Elle m’a dit qu’en voyant des photos de moi sur ma terrasse, elle avait pensé un instant que je me trouvais en France, car on ne voyait pas de jardins pareils en Russie. Elle m’a d’ailleurs acheté une vue de mes fleurs pour sa mère. Je ne suis pas très sûre qu’on voit beaucoup de jardins comme le mien en France, encore que je me sois inspirée du « jardinier paresseux » et de la conception écologique du jardin respectueux des êtres vivants qui l’habitent. Ce qui m'intéresse, c'est d'avoir autour de moi un microcosme harmonieux et vivant, avec des papillons, des abeilles, des hérissons, des couleuvres, des grenouilles et des oiseaux. Pas un catalogue de garden center.
![]() |
| le choix de Victoria |
La rédaction de traduction qu'on m'a commandée demande pas mal de travail. Cette dame parle très bien français, mais il y a quelques contresens, il faut lire avec attention, et puis souvent les phrases sont filandreuses et maladroites, à moins de connaître parfaitement les deux langues, c’est fatal quand on ne traduit pas d’une langue étrangère dans la sienne. J’ai beaucoup de pain sur la planche, j’ai aussi les panneaux de Gilles à réaliser, la musique à répéter, car je vais chanter au café, puis à Moscou à la fin du mois de décembre, et au rythme où l’on m’achète des tableaux, je n’aurai bientôt plus rien à exposer, Ioulia vient de m’en retenir encore trois ou quatre... Je suis très heureuse que l’on commence à apprécier mes oeuvres. J’ai toujours travaillé dans une extrême solitude, sauf à New-York, dans l’atelier de gravure de la New-York Students League, où j’étais très appréciée. Si j’avais trouvé le moyen de rester là-bas, je pense même que j’aurais fait carrière, mais ce n’était pas mon destin. Même ici, je connais beaucoup d’artistes-peintres ou graveurs, mais on ne m’avait jamais prise trop au sérieux, parce que je n’avais pas fait leurs écoles, je ne faisais pas partie de leurs cénacles. Cela vient un peu tard, enfin d’un autre côté, trop tard pour que je prenne la grosse tête, et cela me permettra peut-être au moins de ne pas trop manquer d’argent sur la fin...
Sur la chaîne Telegram
Camille_Moscow un extrait d’émission télévisée où encore un soi-disant
spécialiste commente une assertion complètement fantaisiste du « philosophe »

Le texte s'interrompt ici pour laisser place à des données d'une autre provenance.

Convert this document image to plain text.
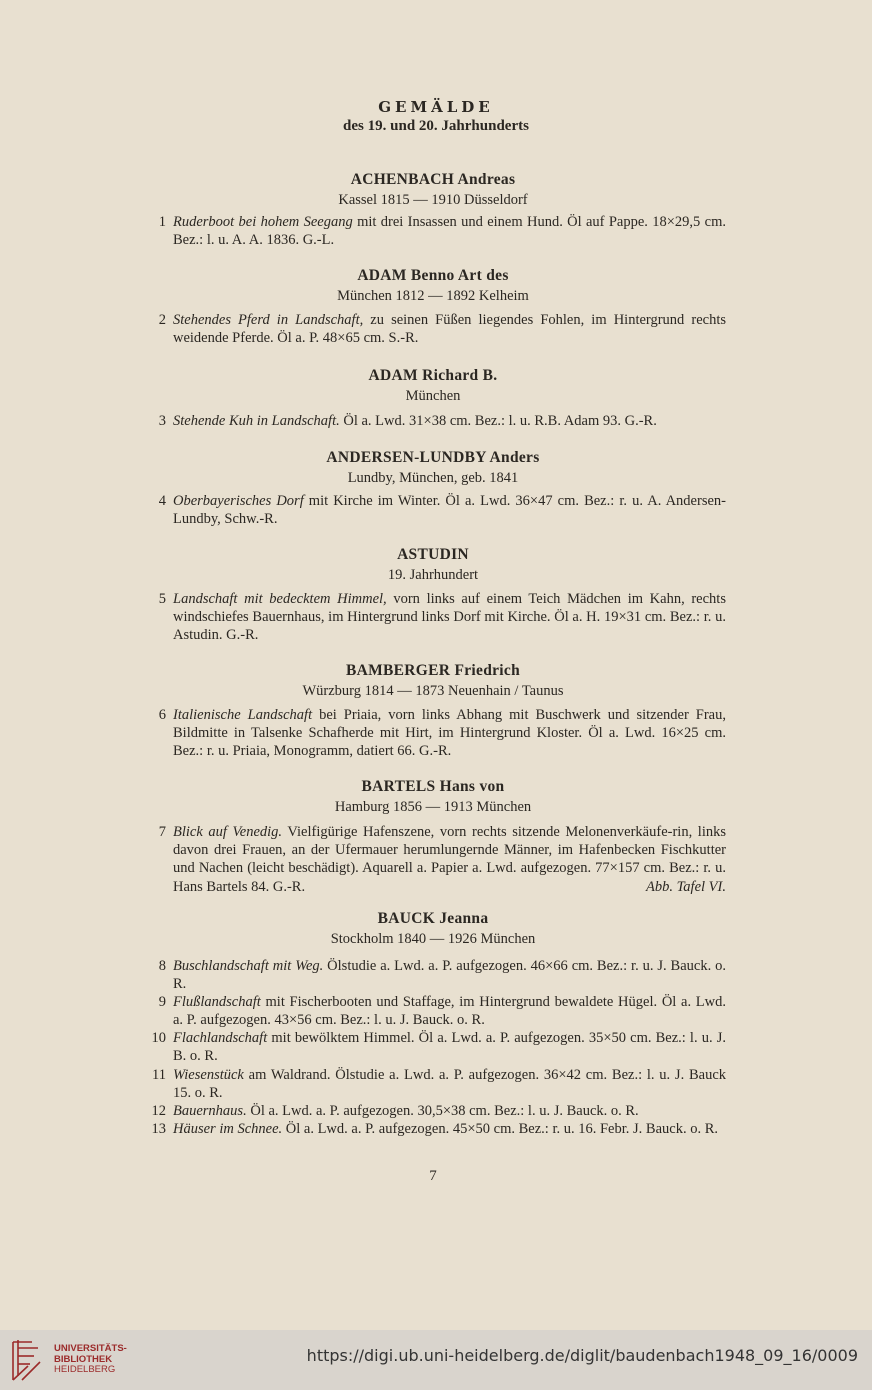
GEMÄLDE
des 19. und 20. Jahrhunderts
ACHENBACH Andreas
Kassel 1815 — 1910 Düsseldorf
1 Ruderboot bei hohem Seegang mit drei Insassen und einem Hund. Öl auf Pappe. 18×29,5 cm. Bez.: l. u. A. A. 1836. G.-L.
ADAM Benno Art des
München 1812 — 1892 Kelheim
2 Stehendes Pferd in Landschaft, zu seinen Füßen liegendes Fohlen, im Hintergrund rechts weidende Pferde. Öl a. P. 48×65 cm. S.-R.
ADAM Richard B.
München
3 Stehende Kuh in Landschaft. Öl a. Lwd. 31×38 cm. Bez.: l. u. R.B. Adam 93. G.-R.
ANDERSEN-LUNDBY Anders
Lundby, München, geb. 1841
4 Oberbayerisches Dorf mit Kirche im Winter. Öl a. Lwd. 36×47 cm. Bez.: r. u. A. Andersen-Lundby, Schw.-R.
ASTUDIN
19. Jahrhundert
5 Landschaft mit bedecktem Himmel, vorn links auf einem Teich Mädchen im Kahn, rechts windschiefes Bauernhaus, im Hintergrund links Dorf mit Kirche. Öl a. H. 19×31 cm. Bez.: r. u. Astudin. G.-R.
BAMBERGER Friedrich
Würzburg 1814 — 1873 Neuenhain / Taunus
6 Italienische Landschaft bei Priaia, vorn links Abhang mit Buschwerk und sitzender Frau, Bildmitte in Talsenke Schafherde mit Hirt, im Hintergrund Kloster. Öl a. Lwd. 16×25 cm. Bez.: r. u. Priaia, Monogramm, datiert 66. G.-R.
BARTELS Hans von
Hamburg 1856 — 1913 München
7 Blick auf Venedig. Vielfigürige Hafenszene, vorn rechts sitzende Melonenverkäufe-rin, links davon drei Frauen, an der Ufermauer herumlungernde Männer, im Hafenbecken Fischkutter und Nachen (leicht beschädigt). Aquarell a. Papier a. Lwd. aufgezogen. 77×157 cm. Bez.: r. u. Hans Bartels 84. G.-R.	Abb. Tafel VI.
BAUCK Jeanna
Stockholm 1840 — 1926 München
8 Buschlandschaft mit Weg. Ölstudie a. Lwd. a. P. aufgezogen. 46×66 cm. Bez.: r. u. J. Bauck. o. R.
9 Flußlandschaft mit Fischerbooten und Staffage, im Hintergrund bewaldete Hügel. Öl a. Lwd. a. P. aufgezogen. 43×56 cm. Bez.: l. u. J. Bauck. o. R.
10 Flachlandschaft mit bewölktem Himmel. Öl a. Lwd. a. P. aufgezogen. 35×50 cm. Bez.: l. u. J. B. o. R.
11 Wiesenstück am Waldrand. Ölstudie a. Lwd. a. P. aufgezogen. 36×42 cm. Bez.: l. u. J. Bauck 15. o. R.
12 Bauernhaus. Öl a. Lwd. a. P. aufgezogen. 30,5×38 cm. Bez.: l. u. J. Bauck. o. R.
13 Häuser im Schnee. Öl a. Lwd. a. P. aufgezogen. 45×50 cm. Bez.: r. u. 16. Febr. J. Bauck. o. R.
7
UNIVERSITÄTS-
BIBLIOTHEK
HEIDELBERG
https://digi.ub.uni-heidelberg.de/diglit/baudenbach1948_09_16/0009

Michel Eltchaninoff dans le Figaro : « Donald Trump a été en quelque
sorte forgé par Poutine. Il est le président dont il a toujours rêvé et il en a
précipité l’avènement .Poutine a créé sa légende, son double carnavalesque, son
double bouffon, de manière à garder une supériorité sur lui ». Dire que ce
bonimenteur hagard descend du père Alexandre Eltchaninoff dont j’avais
tellement aimé le Journal profondément spirituel ! Mais le grand Bernanos
a bien pour arrière-petit fils un sinistre antifa, le lumineux père Alexandre,
lui, a le pitoyable Michel, dont l’imbécilité, la mauvaise foi et la haine
recuite déshonorent ses ancêtres, il aura bien besoin de leurs prières,
cependant, quand il passera de l’autre côté... Comme écrivain de romans d’espionnage
de seconde zone, il ne serait peut-être encore pas trop mauvais, et au moins,
le lecteur serait averti qu’il s’agit de pure fantaisie.

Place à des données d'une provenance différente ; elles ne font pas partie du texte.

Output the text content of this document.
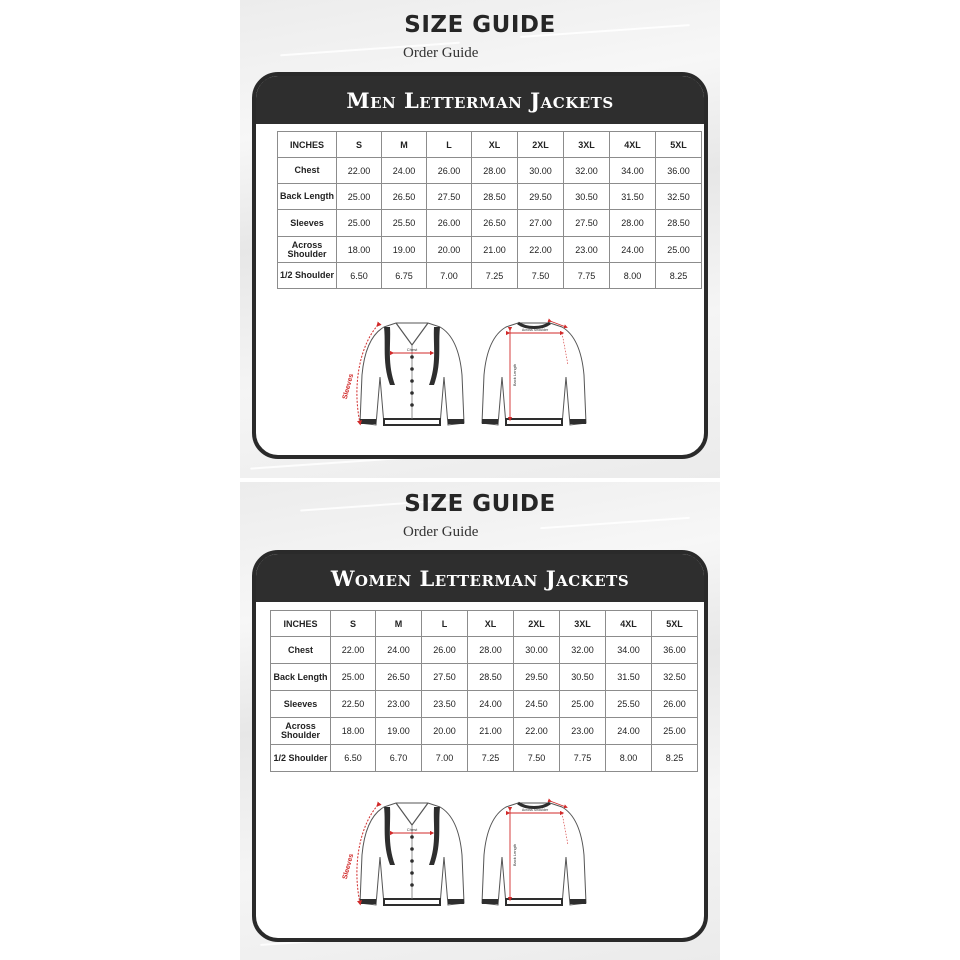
SIZE GUIDE
Order Guide
Men Letterman Jackets
INCHES	S	M	L	XL	2XL	3XL	4XL	5XL
Chest	22.00	24.00	26.00	28.00	30.00	32.00	34.00	36.00
Back Length	25.00	26.50	27.50	28.50	29.50	30.50	31.50	32.50
Sleeves	25.00	25.50	26.00	26.50	27.00	27.50	28.00	28.50
Across Shoulder	18.00	19.00	20.00	21.00	22.00	23.00	24.00	25.00
1/2 Shoulder	6.50	6.75	7.00	7.25	7.50	7.75	8.00	8.25
Chest
Sleeves
Across Shoulder
Back Length
SIZE GUIDE
Order Guide
Women Letterman Jackets
INCHES	S	M	L	XL	2XL	3XL	4XL	5XL
Chest	22.00	24.00	26.00	28.00	30.00	32.00	34.00	36.00
Back Length	25.00	26.50	27.50	28.50	29.50	30.50	31.50	32.50
Sleeves	22.50	23.00	23.50	24.00	24.50	25.00	25.50	26.00
Across Shoulder	18.00	19.00	20.00	21.00	22.00	23.00	24.00	25.00
1/2 Shoulder	6.50	6.70	7.00	7.25	7.50	7.75	8.00	8.25
Chest
Sleeves
Across Shoulder
Back Length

Tous ces "spécialistes" de la
Russie ne reculent devant aucune extravagance, ils inventent absolument n’importe
quoi, et encore trop d’imbéciles avalent et recrachent leur salmigondis avec
beaucoup de conviction. Ce n'est pas que je sois, comme ils disent, "poutinolâtre", mais il faut arrêter de raconter des salades irradiées. Et dire que c’est nous qu’on traite de complotistes...
Si bête et absurde que
tout cela soit, c'est de moins en moins drôle, car il commence à ne pas faire bon exprimer autre chose. On vient d’arrêter
Anna Novikova et Vincent Perfetti qui, depuis longtemps, depuis bien avant l’intervention
russe, rassemblaient et acheminaient déjà de l’aide humanitaire vers le Donbass. Il
est vrai que dès 2013, le Donbass et ses habitants n’avaient pas bonne presse
auprès des grandes consciences. Des sous-hommes, des gilets rouges. Que les
bataillons punitifs ukrainiens fissent des cartons sur eux ne dérangeait
personne, et ne valait pas d’en parler. Mais moi, dès ce moment, j’étais au
courant, je savais, et je criais dans le désert. Et je me souviens de tout.